I didn’t hear a car, but now that I was listening I heard a car door slam shut.
“It must be my dad.”
“It’s a little early for Mr Darling, isn’t it?” asked Lola. “It’s still daylight.”
One of Lola’s theories about my father’s hardly ever being home was that he was a vampire and only emerged from his coffin when it was dark.
And then we heard my mother’s voice at the front door. She was gushing like a fountain. “Why, Carla! What a lovely surprise. I’m afraid you caught me up to my elbows in flaky pastry.” Carla laughed in delight. “I was just saying to Ella the other day,” my mother gushed on, “that we don’t see enough of you any more. I told her she should invite you over. We don’t see you nearly enough.”
I went rigid with attention. I didn’t like the sound of that. It was too effusive. And my mother’s voice was a little mushy. Could she have moved cocktail hour back?
“Good God!” cried Lola in a hoarse whisper. “It’s the Santini!”
I reached the door first. It wasn’t that I’d become a snoop; but I had to keep at least an ear on my mother. Just in case.
We tiptoed towards the head of the stairs.
“Actually, it’s you I came to see,” Carla was saying. “I have a really big favour to ask.”
Lola and I exchanged a look.
“Probably the head of her first born,” whispered Lola.
It was no time for joking. My mother had just invited Carla into the kitchen, where they could talk. And where the wine would be. All we could hear was: “Oh, please say yes. You know you’re the best cook in Dellwood.” Carla’s voice sounded as if her hands were clasped. “And it would be so cool.”
My mother laughed again. “I’m not sure Ella would think it was so cool…”
“Oh, Ella, won’t mind,” Carla assured her. “It’s not like we’re enemies, Mrs Gerard. We’re just opponents.”
“Yeah…” muttered Lola. “Like God and Satan.”
“Well…” My mother sighed as if she was weakening. “Are you sure it wouldn’t it be easier to have a barbecue?”

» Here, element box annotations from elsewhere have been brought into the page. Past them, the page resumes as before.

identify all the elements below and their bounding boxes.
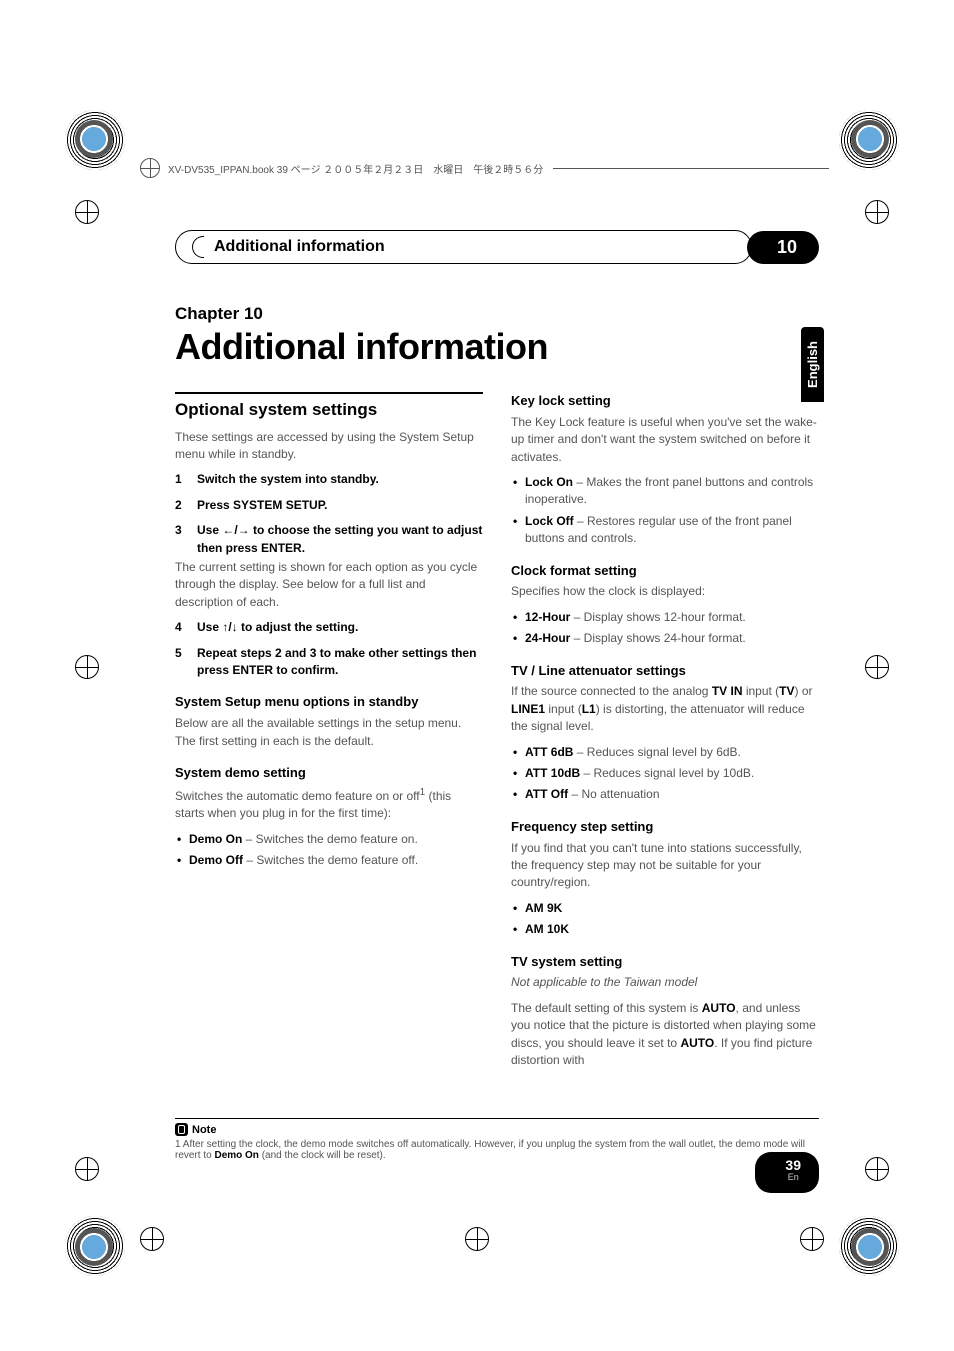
step-2: 2 Press SYSTEM SETUP.: [175, 497, 483, 514]
chapter-subtitle: Chapter 10: [175, 304, 819, 324]
demo-text: Switches the automatic demo feature on o…: [175, 786, 483, 823]
sub-heading-clock: Clock format setting: [511, 562, 819, 581]
list-item: 24-Hour – Display shows 24-hour format.: [525, 630, 819, 647]
note-text: 1 After setting the clock, the demo mode…: [175, 1139, 819, 1161]
registration-mark: [75, 200, 99, 224]
step-3: 3 Use ←/→ to choose the setting you want…: [175, 522, 483, 557]
section-heading-optional: Optional system settings: [175, 392, 483, 423]
page-content: Additional information 10 Chapter 10 Add…: [175, 230, 819, 1191]
tvline-list: ATT 6dB – Reduces signal level by 6dB. A…: [511, 744, 819, 804]
demo-list: Demo On – Switches the demo feature on. …: [175, 831, 483, 870]
list-item: Lock On – Makes the front panel buttons …: [525, 474, 819, 509]
inner-corner-tr: [851, 120, 889, 158]
registration-mark: [465, 1227, 489, 1251]
tvsys-text: The default setting of this system is AU…: [511, 1000, 819, 1070]
list-item: ATT Off – No attenuation: [525, 786, 819, 803]
sub-heading-setup-menu: System Setup menu options in standby: [175, 693, 483, 712]
step-1: 1 Switch the system into standby.: [175, 471, 483, 488]
clock-list: 12-Hour – Display shows 12-hour format. …: [511, 609, 819, 648]
list-item: AM 10K: [525, 921, 819, 938]
freq-list: AM 9K AM 10K: [511, 900, 819, 939]
registration-mark: [865, 200, 889, 224]
left-column: Optional system settings These settings …: [175, 392, 483, 1077]
registration-mark: [75, 1157, 99, 1181]
file-header: XV-DV535_IPPAN.book 39 ページ ２００５年２月２３日 水曜…: [140, 158, 829, 178]
list-item: ATT 10dB – Reduces signal level by 10dB.: [525, 765, 819, 782]
intro-text: These settings are accessed by using the…: [175, 429, 483, 464]
registration-mark: [800, 1227, 824, 1251]
note-label: Note: [175, 1123, 216, 1136]
chapter-bar-number: 10: [747, 231, 819, 264]
chapter-bar-label-pill: Additional information: [175, 230, 752, 264]
list-item: Demo Off – Switches the demo feature off…: [189, 852, 483, 869]
registration-mark: [140, 1227, 164, 1251]
chapter-bar-label: Additional information: [214, 238, 385, 256]
step-3-desc: The current setting is shown for each op…: [175, 559, 483, 611]
clock-text: Specifies how the clock is displayed:: [511, 583, 819, 600]
sub-heading-tvsys: TV system setting: [511, 953, 819, 972]
sub-heading-keylock: Key lock setting: [511, 392, 819, 411]
sub-heading-demo: System demo setting: [175, 764, 483, 783]
setup-menu-text: Below are all the available settings in …: [175, 715, 483, 750]
tvsys-italic: Not applicable to the Taiwan model: [511, 974, 819, 991]
chapter-bar: Additional information 10: [175, 230, 819, 264]
sub-heading-freq: Frequency step setting: [511, 818, 819, 837]
right-column: Key lock setting The Key Lock feature is…: [511, 392, 819, 1077]
keylock-text: The Key Lock feature is useful when you'…: [511, 414, 819, 466]
inner-corner-br: [851, 1228, 889, 1266]
inner-corner-tl: [75, 120, 113, 158]
registration-mark: [865, 655, 889, 679]
list-item: Lock Off – Restores regular use of the f…: [525, 513, 819, 548]
list-item: ATT 6dB – Reduces signal level by 6dB.: [525, 744, 819, 761]
inner-corner-bl: [75, 1228, 113, 1266]
list-item: 12-Hour – Display shows 12-hour format.: [525, 609, 819, 626]
note-icon: [175, 1123, 188, 1136]
step-5: 5 Repeat steps 2 and 3 to make other set…: [175, 645, 483, 680]
page-number: 39 En: [755, 1152, 819, 1193]
freq-text: If you find that you can't tune into sta…: [511, 840, 819, 892]
list-item: AM 9K: [525, 900, 819, 917]
keylock-list: Lock On – Makes the front panel buttons …: [511, 474, 819, 548]
sub-heading-tvline: TV / Line attenuator settings: [511, 662, 819, 681]
registration-mark: [865, 1157, 889, 1181]
list-item: Demo On – Switches the demo feature on.: [189, 831, 483, 848]
note-section: Note 1 After setting the clock, the demo…: [175, 1118, 819, 1161]
tvline-text: If the source connected to the analog TV…: [511, 683, 819, 735]
registration-icon: [140, 158, 160, 178]
file-header-text: XV-DV535_IPPAN.book 39 ページ ２００５年２月２３日 水曜…: [168, 161, 543, 176]
chapter-title: Additional information: [175, 326, 819, 368]
registration-mark: [75, 655, 99, 679]
step-4: 4 Use ↑/↓ to adjust the setting.: [175, 619, 483, 636]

“Good Lord!” breathed Lola. “The brazen hussy. She’s hiring your mother to cook for her.”
“Shhh…!”
“That’s so boring,” Carla was saying. “I want something really special. Something that symbolizes my beliefs.”
Lola choked. “What’s she want her to make? A neutron bomb?”
This time I stepped on her heel. “Shhh…!”
Carla was now talking about spring rolls, samosas and tostadas. She’d already roughed out a menu.